Kalian nanti juga tak perlu lagi merasa rindu dengan operasi tangkap tangan (OTT). Untuk apa lagi mau tangkap tangan kalau tangan kalian sudah ditangkap? Penyelidik mau menyelidik? Sabar dulu, karena sebelum menyelidik telinga kalian lebih dulu akan digelitik sampai kalian tak mampu lagi tertawa. Apalagi sang penyidik, kalian tak akan berkutik karena teriakan kalian sudah dibuat sumbang dengan berbagai bunyi-bunyian yang lebih garang. Begitulah kira-kira hidup di dalam kerangkeng.

Lebih jelasnya, janganlah lagi punya niat untuk menyadap, menyita, atau menangkap. Hal-hal seperti itu hanya akan menyusahkan dewan pengawas saja. Biarlah mereka duduk di sana dan tak memberi izin apa-apa. Kasihanilah mereka, karena mungkin mereka pun tak paham kenapa mereka ada di singgasananya.

Begini ya teman-teman pegawai KPK, kami akui, selama ini kadang kami memang iri dengan kalian. Hanya kalian yang punya keberanian melawan, termasuk dengan atasan yang gerak geriknya seperti macan. Namun, tak tahukah kalian, dengan tak pernah melawan, hidup kami menjadi lebih nyaman. Perlawanan kami sudah ditukar dengan jaminan, yang namanya jaminan hari tua. Apakah kalian masih tidak ingin hidup nyaman sampai tua?

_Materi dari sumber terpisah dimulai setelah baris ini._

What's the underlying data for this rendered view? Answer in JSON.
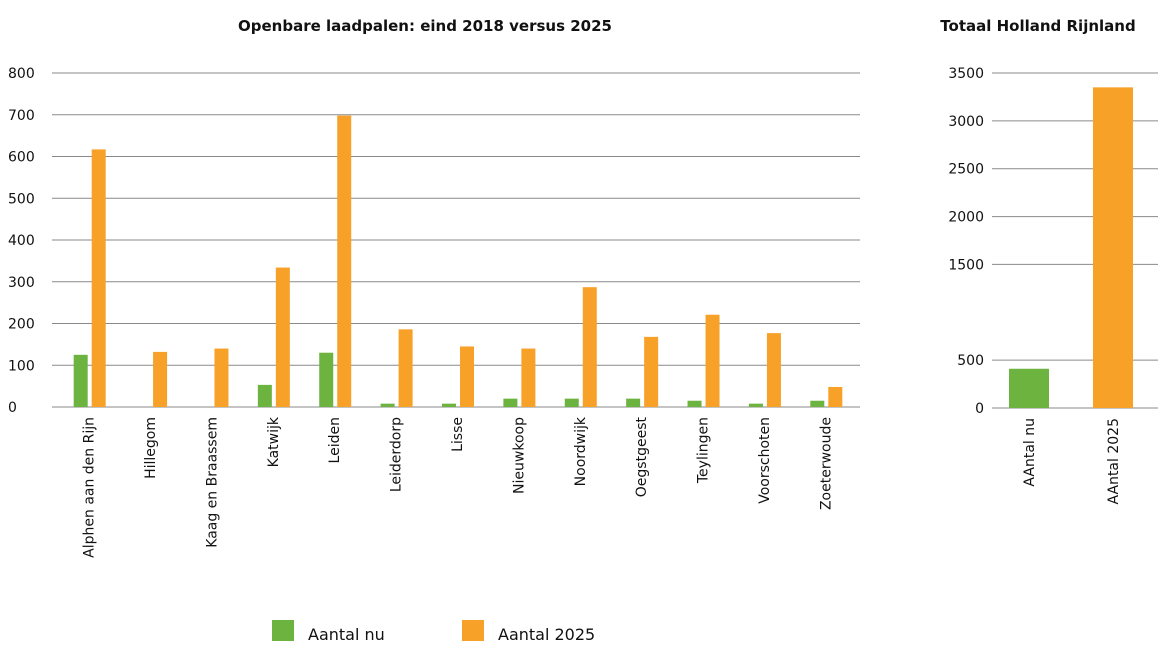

Sudahlah, tidak usahlah lagi berantas korupsi, apalagi korupsi politik. Di politik itu tidak ada yang namanya korupsi, yang ada adalah penyaluran hobi. Makanya seringkali kalian susah-susah menangkap, tapi mereka malah tertawa dan tertiwi. Apa kalian masih tega mengganggu orang-orang yang ingin menyalurkan hobi?

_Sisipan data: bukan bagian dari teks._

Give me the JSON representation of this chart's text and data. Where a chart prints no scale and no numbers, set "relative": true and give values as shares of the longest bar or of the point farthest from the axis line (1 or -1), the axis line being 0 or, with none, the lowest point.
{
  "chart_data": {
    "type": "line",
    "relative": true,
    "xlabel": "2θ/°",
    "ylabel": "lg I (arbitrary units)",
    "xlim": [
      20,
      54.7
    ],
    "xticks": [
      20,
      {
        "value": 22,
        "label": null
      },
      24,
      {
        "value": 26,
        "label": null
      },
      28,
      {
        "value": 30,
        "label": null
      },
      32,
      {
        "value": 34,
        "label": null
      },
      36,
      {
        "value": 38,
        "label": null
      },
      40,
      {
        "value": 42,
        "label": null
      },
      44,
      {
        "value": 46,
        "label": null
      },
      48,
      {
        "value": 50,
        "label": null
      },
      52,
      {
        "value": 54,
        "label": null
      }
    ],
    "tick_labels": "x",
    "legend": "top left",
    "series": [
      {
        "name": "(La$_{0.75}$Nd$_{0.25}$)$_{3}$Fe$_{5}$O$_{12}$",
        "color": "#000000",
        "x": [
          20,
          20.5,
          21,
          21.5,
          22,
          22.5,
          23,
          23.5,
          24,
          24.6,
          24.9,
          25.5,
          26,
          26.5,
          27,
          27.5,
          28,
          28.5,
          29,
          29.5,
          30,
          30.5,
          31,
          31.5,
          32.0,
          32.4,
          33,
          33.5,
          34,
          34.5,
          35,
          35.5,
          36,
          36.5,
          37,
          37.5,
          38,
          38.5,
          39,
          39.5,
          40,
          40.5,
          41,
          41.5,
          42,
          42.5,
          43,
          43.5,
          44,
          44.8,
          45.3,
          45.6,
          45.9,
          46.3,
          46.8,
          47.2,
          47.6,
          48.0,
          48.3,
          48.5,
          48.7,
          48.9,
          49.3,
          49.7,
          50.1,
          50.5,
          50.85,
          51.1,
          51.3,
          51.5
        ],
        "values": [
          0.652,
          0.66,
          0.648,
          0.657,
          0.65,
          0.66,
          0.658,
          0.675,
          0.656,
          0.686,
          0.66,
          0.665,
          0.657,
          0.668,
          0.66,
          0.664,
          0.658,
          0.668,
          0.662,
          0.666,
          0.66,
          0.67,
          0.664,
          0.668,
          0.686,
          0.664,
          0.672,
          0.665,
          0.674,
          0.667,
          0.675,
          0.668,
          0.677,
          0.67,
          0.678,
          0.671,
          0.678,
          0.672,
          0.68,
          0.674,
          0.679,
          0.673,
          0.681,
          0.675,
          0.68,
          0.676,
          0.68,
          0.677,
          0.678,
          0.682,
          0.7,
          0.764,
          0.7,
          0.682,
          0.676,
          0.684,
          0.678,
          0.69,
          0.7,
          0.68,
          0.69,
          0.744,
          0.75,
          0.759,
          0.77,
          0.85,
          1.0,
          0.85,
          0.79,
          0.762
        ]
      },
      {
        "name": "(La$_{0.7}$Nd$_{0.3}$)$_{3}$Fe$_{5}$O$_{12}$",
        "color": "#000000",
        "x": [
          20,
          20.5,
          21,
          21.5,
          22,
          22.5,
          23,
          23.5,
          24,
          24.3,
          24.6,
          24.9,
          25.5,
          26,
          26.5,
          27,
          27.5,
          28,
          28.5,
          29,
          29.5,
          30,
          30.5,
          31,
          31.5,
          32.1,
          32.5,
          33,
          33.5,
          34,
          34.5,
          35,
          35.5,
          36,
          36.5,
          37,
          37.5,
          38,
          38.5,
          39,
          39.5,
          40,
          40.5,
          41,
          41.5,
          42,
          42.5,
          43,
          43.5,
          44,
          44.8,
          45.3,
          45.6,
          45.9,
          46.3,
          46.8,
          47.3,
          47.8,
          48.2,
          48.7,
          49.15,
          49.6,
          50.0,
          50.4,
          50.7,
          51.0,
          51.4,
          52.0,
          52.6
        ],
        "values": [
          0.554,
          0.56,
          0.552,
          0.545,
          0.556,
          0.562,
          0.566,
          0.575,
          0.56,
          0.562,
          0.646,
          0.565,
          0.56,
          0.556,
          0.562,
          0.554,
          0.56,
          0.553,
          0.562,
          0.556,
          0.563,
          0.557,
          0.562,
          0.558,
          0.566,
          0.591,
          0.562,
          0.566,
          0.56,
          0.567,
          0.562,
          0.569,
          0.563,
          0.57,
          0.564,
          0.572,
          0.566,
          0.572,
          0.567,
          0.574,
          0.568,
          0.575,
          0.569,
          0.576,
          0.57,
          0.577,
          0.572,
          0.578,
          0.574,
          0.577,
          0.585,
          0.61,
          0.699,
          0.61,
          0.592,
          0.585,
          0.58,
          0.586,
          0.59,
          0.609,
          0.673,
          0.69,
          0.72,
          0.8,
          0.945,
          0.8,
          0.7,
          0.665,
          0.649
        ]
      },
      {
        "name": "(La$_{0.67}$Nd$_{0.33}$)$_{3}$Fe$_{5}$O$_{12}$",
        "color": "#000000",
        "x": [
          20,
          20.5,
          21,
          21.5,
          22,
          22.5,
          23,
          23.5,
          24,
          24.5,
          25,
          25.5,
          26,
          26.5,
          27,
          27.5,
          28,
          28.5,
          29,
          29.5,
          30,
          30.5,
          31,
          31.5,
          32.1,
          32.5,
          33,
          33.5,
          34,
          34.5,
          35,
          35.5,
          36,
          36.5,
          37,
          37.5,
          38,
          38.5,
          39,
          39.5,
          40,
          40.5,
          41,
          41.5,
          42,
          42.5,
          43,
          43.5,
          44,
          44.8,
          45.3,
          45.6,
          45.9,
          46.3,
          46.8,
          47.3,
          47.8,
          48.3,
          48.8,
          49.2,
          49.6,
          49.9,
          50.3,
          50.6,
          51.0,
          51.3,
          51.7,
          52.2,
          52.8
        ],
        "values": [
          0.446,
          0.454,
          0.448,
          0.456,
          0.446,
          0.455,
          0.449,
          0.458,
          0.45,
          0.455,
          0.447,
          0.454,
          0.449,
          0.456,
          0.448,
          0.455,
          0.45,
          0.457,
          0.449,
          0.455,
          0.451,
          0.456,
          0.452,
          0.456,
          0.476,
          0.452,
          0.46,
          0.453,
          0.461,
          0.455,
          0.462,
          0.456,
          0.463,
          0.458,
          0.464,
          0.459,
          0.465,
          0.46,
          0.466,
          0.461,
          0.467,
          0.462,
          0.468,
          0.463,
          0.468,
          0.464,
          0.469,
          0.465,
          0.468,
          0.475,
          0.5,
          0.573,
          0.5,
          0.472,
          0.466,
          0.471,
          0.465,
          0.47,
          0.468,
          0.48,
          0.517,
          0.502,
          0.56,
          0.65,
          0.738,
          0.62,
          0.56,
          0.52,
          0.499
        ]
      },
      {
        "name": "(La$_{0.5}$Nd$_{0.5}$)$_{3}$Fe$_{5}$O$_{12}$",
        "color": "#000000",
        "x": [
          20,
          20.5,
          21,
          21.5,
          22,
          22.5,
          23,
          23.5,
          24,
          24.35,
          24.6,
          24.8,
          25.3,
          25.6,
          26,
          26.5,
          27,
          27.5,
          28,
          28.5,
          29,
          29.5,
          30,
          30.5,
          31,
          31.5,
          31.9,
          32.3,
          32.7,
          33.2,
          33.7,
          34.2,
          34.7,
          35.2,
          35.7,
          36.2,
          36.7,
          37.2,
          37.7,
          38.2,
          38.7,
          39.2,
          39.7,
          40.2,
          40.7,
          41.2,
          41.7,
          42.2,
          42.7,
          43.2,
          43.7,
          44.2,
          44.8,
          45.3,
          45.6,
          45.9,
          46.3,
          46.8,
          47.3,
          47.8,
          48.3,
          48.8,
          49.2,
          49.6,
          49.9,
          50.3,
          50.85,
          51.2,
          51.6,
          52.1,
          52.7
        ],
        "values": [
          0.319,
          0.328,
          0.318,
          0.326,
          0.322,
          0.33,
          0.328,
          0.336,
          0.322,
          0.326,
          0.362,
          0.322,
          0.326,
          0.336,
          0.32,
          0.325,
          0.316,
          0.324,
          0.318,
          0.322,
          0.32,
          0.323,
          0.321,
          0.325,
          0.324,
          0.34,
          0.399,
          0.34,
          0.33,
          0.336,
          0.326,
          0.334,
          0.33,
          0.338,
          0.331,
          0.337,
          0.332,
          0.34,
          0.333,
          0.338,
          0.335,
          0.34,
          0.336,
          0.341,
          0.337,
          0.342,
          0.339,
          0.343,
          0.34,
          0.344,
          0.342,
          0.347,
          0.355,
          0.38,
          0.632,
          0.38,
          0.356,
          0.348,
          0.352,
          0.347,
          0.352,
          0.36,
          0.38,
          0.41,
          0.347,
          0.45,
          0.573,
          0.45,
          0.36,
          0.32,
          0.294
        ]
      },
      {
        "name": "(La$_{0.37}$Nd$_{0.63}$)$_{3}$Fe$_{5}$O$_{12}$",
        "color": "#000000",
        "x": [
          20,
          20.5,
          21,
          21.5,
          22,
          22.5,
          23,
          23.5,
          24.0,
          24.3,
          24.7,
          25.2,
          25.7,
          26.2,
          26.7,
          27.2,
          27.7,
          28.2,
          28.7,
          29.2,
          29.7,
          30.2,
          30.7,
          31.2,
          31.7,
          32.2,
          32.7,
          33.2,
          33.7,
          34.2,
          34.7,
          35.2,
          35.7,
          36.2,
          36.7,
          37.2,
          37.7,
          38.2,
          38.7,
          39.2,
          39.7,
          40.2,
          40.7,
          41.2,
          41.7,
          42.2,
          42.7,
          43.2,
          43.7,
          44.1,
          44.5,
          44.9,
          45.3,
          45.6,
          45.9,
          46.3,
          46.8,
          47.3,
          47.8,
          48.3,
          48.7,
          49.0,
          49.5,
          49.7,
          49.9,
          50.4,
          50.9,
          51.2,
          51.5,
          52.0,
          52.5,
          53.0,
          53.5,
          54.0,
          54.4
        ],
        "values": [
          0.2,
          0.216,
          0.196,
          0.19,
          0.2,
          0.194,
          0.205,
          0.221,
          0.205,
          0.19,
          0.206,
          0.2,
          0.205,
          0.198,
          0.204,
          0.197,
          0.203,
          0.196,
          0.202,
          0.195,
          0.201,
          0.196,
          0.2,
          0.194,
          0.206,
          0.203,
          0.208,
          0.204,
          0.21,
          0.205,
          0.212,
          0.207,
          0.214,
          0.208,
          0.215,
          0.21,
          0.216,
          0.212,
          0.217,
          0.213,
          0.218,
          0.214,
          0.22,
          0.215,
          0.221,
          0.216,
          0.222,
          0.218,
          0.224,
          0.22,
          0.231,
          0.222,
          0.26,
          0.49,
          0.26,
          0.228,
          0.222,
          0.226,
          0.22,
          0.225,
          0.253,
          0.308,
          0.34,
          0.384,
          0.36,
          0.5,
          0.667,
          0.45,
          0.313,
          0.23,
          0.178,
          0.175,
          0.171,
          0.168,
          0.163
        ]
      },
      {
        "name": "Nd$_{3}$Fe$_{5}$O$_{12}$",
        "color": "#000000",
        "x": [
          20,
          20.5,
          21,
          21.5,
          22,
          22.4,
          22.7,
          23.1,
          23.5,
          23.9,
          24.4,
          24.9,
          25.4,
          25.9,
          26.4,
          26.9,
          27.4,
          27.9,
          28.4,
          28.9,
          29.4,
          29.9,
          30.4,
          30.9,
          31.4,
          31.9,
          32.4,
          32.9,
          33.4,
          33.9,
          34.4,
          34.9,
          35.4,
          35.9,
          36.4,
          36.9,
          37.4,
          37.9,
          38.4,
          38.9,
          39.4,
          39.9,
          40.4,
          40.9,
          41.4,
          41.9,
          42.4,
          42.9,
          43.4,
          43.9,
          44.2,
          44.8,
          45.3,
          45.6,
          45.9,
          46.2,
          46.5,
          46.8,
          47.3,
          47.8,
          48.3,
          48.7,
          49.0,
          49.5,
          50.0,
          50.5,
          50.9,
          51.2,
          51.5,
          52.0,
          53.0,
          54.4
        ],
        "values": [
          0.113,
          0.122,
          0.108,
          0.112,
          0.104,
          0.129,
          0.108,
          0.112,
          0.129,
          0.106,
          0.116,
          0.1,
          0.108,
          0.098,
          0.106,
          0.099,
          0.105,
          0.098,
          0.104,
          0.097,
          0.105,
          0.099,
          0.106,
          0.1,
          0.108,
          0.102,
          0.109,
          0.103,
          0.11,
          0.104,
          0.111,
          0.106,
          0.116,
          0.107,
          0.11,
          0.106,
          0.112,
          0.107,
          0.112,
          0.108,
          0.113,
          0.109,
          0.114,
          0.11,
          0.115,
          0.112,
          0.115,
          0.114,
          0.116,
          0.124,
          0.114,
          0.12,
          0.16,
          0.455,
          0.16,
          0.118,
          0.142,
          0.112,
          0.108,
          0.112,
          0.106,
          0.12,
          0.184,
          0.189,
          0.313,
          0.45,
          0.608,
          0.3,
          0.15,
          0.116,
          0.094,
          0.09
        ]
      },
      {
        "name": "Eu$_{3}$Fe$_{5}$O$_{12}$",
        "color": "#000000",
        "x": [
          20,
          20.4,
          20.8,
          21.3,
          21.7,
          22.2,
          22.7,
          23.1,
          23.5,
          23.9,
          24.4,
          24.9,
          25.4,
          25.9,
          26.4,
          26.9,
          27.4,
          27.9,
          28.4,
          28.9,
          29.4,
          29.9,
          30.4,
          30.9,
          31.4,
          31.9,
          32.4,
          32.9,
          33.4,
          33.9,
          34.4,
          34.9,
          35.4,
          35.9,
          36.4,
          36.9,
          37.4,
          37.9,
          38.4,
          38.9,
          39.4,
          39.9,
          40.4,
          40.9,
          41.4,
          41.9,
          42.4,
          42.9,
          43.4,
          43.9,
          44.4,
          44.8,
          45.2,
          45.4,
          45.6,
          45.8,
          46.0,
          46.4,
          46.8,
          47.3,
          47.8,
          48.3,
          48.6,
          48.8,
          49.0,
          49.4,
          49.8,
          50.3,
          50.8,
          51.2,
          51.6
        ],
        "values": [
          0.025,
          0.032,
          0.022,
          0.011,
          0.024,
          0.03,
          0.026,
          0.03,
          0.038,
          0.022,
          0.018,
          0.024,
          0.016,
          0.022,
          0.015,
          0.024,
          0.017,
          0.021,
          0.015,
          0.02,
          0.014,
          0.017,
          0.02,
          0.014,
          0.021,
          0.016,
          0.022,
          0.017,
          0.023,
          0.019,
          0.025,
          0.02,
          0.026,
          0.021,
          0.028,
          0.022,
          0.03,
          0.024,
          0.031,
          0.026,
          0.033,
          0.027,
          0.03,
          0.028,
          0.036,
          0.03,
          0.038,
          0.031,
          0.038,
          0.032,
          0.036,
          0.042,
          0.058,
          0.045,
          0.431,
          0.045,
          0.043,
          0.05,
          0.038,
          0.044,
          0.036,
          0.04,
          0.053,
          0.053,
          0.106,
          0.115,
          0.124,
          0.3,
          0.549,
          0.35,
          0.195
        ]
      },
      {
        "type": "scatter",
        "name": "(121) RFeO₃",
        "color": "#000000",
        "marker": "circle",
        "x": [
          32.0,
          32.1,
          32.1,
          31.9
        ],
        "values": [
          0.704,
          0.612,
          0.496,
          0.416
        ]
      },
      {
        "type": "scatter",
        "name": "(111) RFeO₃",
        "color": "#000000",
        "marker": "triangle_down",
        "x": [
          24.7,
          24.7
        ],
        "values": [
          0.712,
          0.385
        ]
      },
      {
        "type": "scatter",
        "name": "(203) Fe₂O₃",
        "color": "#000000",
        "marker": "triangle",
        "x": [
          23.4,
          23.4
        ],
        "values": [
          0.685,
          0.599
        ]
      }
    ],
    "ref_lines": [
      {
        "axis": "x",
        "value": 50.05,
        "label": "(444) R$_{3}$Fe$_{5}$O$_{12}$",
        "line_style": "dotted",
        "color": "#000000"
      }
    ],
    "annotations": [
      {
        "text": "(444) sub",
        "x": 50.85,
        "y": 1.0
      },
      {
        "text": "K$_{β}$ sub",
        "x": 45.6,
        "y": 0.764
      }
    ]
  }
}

Independensi? Kata siapa independensi kalian terganggu nanti? Kalian tetap bisa berdiri tegak di atas kaki sendiri meski berada di kerangkeng besi. Bahkan, kaki kalian nanti tetap bisa berlari kesana kemari, asalkan mau kompromi. Mau melarikan diri? Cari saja kunci kerangkeng kalau berani. Kalaupun berhasil keluar, kalian akan seperti orang mati yang tak pernah diingat lagi.

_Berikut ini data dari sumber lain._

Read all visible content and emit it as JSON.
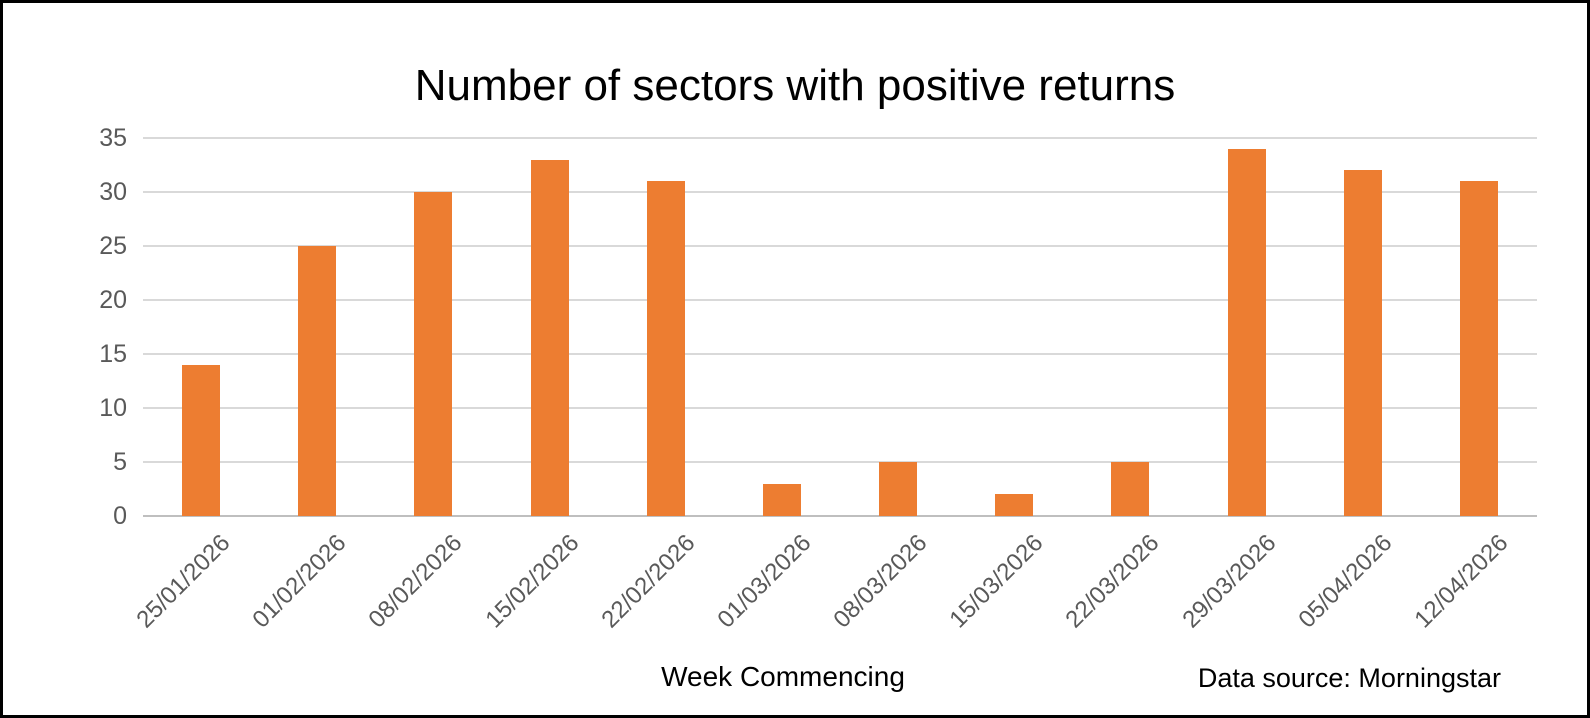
{
  "chart_data": {
    "type": "bar",
    "title": "Number of sectors with positive returns",
    "categories": [
      "25/01/2026",
      "01/02/2026",
      "08/02/2026",
      "15/02/2026",
      "22/02/2026",
      "01/03/2026",
      "08/03/2026",
      "15/03/2026",
      "22/03/2026",
      "29/03/2026",
      "05/04/2026",
      "12/04/2026"
    ],
    "values": [
      14,
      25,
      30,
      33,
      31,
      3,
      5,
      2,
      5,
      34,
      32,
      31
    ],
    "xlabel": "Week Commencing",
    "source_note": "Data source: Morningstar",
    "ylim": [
      0,
      35
    ],
    "y_ticks": [
      0,
      5,
      10,
      15,
      20,
      25,
      30,
      35
    ],
    "grid": true,
    "legend": "none",
    "colors": {
      "bar": "#ED7D31",
      "gridline": "#D9D9D9",
      "axis_line": "#BFBFBF",
      "tick_label": "#595959",
      "title": "#000000",
      "frame_border": "#000000"
    }
  }
}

Satu lagi, janganlah kuatir karena kalian nanti masih bisa membangun negeri. Di bawah naungan sang Korpri, jiwa-jiwa kalian akan kembali suci dan terlindungi. Lalu mari bersama kita satukan tekad untuk menjalankan kebijakan sang politisi. Karena bagaimanapun, politisilah pemegang saham tertinggi di negeri ini. Merekalah yang paling memahami semua keinginan rakyat, melebihi rakyat yang diwakili.  Dengan menjalankan perintahnya, maka sama saja kita telah membangun negeri.

Jadi, lebih baik mari menulis saja. Editor kami tidak sama dengan dewan pengawas. Mau menulis apa saja silakan, tak perlu minta izin lebih dulu.

Kami ingin seperti kalian, tapi kami sadar diri tak akan mampu. Maka, kalian sajalah yang menjadi seperti kami. Selamat datang di birokrat menulis, wahai para pegawai KPK!